Venkataraman, owner of AMV Homely Mess has been providing the Re one meal for the past eight years, besides the regular "tiffin" in the morning and night.
He recalls an incident in 2007 which moved him to take the decision and says an old woman came to his mess to buy idlis for her ailing husband when there were none available.
To his suggestion that she buy three dosas for Rs 10, she said it was costly and even if she managed to do so, she would have to share it equally with husband and it would be inadequate.
Venkatraman said he immediately gave her six dosas for the same price and since that day started giving tiffin and meals at low rates to attenders of Government Hospital patients.
"In 2007, I visited Government Headquarters Hospital here and enquired about patients with the incharge Nurse there. I was told by their attenders that almost all patients are from poor families and they could not take food daily due to poverty and only tea or bread at noon and night."

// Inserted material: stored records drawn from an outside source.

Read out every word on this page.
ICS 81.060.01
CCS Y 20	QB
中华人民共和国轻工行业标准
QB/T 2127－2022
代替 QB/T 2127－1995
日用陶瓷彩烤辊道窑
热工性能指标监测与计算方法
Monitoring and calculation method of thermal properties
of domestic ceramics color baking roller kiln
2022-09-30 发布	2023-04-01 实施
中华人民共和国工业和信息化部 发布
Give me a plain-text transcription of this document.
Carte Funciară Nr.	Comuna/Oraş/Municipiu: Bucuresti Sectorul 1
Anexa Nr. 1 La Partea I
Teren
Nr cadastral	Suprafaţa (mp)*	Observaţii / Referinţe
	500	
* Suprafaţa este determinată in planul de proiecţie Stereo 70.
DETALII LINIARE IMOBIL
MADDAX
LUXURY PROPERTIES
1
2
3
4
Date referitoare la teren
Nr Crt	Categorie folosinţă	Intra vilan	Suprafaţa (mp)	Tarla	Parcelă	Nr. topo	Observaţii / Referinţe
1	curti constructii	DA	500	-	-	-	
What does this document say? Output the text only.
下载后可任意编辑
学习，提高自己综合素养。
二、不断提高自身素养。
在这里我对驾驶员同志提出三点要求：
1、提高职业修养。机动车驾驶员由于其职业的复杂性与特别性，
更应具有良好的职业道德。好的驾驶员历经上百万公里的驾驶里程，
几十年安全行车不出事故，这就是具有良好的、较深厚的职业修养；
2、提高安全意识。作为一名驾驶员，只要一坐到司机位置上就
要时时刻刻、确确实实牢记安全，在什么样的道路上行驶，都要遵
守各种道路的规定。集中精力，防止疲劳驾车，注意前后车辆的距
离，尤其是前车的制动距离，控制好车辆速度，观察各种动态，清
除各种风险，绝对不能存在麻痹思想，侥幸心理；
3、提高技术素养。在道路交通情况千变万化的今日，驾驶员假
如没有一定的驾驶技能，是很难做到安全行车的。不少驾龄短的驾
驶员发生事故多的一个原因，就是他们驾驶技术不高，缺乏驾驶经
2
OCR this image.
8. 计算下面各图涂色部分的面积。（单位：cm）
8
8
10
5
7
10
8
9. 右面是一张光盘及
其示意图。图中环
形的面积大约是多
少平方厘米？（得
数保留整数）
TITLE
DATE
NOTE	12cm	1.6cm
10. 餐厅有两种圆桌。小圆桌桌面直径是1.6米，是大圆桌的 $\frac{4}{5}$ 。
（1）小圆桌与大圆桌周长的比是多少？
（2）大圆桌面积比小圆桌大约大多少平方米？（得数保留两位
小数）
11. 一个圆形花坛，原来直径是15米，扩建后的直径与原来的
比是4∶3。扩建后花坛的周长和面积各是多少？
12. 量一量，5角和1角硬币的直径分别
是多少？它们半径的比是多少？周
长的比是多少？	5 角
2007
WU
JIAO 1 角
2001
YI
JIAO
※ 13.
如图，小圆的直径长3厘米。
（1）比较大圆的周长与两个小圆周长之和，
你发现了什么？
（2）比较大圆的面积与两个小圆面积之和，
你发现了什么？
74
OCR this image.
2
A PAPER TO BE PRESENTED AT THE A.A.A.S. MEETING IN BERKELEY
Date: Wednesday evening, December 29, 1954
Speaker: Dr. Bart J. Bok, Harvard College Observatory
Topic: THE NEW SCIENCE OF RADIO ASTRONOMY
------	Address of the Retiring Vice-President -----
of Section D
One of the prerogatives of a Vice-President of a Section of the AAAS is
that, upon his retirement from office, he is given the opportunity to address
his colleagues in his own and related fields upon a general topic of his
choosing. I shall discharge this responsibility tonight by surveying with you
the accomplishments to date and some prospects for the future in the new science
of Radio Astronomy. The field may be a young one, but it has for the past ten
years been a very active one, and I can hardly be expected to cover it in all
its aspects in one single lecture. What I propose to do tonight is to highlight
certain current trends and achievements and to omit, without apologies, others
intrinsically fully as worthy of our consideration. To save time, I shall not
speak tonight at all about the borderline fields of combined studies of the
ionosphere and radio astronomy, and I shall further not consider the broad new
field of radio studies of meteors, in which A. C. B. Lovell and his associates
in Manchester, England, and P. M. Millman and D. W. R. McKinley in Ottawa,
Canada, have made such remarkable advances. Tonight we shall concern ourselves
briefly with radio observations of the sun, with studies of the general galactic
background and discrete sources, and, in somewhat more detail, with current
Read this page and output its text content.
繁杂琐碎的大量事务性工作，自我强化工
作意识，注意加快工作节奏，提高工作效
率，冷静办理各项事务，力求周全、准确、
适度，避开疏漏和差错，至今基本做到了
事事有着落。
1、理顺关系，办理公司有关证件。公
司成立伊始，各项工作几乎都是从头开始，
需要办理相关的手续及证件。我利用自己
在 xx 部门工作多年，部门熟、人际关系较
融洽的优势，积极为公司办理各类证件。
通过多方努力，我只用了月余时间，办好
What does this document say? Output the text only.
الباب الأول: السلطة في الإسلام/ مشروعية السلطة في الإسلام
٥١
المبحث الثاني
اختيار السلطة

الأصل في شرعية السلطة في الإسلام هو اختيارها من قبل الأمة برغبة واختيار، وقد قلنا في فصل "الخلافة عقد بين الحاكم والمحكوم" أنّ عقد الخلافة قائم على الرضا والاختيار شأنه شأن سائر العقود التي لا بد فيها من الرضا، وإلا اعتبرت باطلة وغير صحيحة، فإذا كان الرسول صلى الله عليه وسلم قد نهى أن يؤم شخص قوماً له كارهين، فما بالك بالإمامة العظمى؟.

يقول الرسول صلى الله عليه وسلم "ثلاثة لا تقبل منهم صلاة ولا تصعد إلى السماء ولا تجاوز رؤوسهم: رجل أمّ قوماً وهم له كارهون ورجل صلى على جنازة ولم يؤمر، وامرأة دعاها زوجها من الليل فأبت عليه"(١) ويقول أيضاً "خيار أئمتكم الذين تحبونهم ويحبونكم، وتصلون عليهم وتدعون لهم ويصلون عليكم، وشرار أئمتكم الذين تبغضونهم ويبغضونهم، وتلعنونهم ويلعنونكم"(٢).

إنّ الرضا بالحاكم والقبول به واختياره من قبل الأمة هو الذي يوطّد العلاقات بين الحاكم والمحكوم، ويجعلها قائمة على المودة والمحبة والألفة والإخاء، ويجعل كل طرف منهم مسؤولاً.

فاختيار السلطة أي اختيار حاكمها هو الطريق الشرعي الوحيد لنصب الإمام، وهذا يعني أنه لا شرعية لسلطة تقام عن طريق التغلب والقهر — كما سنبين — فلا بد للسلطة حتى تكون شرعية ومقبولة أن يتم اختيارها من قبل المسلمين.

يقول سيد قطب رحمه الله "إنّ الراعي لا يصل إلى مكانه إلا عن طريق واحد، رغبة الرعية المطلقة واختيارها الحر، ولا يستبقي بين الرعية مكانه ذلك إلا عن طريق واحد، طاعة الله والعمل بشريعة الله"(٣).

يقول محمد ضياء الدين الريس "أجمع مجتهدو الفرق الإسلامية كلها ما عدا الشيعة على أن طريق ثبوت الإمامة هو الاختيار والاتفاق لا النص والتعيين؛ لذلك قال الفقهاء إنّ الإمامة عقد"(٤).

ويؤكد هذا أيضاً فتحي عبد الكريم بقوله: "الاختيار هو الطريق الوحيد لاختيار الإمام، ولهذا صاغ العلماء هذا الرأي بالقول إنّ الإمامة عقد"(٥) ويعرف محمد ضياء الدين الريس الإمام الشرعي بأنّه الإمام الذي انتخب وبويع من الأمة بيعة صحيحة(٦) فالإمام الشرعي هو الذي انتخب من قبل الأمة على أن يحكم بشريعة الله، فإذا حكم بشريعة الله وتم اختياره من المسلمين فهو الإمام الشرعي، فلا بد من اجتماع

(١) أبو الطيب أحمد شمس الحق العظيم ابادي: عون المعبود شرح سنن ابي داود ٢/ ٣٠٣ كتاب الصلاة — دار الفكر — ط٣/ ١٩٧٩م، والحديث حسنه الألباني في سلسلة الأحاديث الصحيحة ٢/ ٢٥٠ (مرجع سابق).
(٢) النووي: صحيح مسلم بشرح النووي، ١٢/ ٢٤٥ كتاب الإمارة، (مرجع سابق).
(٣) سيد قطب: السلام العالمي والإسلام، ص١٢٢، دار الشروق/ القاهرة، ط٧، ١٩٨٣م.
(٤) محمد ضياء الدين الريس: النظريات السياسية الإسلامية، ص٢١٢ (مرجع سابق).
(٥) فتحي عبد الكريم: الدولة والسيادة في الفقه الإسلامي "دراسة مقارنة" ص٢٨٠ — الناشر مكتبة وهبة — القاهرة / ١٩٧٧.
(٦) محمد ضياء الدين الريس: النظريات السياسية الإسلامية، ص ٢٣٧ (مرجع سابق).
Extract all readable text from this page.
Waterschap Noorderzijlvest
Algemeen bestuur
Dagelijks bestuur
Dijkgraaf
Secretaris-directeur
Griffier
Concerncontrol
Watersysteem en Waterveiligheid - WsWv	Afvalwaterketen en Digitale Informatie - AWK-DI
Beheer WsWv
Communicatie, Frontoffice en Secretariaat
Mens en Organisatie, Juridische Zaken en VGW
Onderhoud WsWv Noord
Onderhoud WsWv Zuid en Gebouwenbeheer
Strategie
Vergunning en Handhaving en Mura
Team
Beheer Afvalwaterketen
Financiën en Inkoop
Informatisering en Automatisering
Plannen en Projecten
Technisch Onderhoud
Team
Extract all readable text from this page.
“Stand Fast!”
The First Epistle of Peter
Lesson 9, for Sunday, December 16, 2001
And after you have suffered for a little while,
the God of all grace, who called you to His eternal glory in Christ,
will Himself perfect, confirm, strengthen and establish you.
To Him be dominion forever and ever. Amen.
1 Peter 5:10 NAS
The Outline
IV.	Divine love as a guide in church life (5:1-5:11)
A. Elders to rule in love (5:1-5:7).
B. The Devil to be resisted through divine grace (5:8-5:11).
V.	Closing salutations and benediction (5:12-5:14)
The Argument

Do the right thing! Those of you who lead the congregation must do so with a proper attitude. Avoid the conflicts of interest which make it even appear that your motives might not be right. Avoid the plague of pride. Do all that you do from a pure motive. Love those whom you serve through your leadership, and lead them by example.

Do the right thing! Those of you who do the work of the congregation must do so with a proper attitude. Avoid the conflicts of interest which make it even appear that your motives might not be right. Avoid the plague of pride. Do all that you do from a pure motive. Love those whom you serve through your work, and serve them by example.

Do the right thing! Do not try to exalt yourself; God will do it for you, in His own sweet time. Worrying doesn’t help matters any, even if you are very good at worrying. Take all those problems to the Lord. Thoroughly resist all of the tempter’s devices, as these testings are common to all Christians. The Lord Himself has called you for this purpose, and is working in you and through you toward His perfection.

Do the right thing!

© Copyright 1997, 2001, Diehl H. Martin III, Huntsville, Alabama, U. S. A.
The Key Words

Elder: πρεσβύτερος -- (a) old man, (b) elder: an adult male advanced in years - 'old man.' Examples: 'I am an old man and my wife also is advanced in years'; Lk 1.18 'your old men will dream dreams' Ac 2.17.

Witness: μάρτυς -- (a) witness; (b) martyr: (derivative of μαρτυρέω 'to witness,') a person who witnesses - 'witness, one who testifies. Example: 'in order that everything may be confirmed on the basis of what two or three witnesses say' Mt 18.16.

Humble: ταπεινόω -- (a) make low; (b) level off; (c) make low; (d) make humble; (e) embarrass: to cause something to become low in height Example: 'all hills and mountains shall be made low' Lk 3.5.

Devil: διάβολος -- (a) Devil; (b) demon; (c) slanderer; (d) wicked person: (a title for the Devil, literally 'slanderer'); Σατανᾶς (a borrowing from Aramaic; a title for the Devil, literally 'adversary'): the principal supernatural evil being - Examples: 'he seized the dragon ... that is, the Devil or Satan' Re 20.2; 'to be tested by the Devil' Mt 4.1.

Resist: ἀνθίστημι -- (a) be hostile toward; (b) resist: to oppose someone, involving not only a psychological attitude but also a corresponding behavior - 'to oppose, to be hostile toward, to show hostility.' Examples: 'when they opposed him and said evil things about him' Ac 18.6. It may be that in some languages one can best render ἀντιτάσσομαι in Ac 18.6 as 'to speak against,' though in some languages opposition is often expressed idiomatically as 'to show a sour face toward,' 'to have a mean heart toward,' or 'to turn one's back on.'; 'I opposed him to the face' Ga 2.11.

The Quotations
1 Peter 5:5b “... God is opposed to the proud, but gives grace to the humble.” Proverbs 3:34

He then decided to grant food at low rate to attenders of patients. He visited the GH the next day, met nurses and senior doctors and told them he would provide meals at Re one to an attender. From that day, he and his wife visit the hospital daily and grant 10 tokens to attenders.
"Now for the past few months the number has been increased from 10 to 70 daily. In the morning I give 10 tokens, for which three dosas and two idlis are given for just Re one. In the afternoon, 40 attenders are given meals (for Re one), comprising five items and at night 20 attenders are given dosa and chapati.
"We have decided to increase the number from 70 to 100 in the coming years," he says.
His wife said they charge Rs 50 per meal for the public and that they are continuing the Re one meal scheme, despite incurring heavy losses.
Venkatraman employs eight workers at his mess and there is no service on Sundays.
"I am ready to grant the food free of cost, but if I collect at least Re one, the buyer will not waste it. The food is given in packets and none is allowed to eat inside the mess, but are advised to take it to the hospital, where some others also share the food."
The couple have two girl children, one of whom is married and the other an engineering student.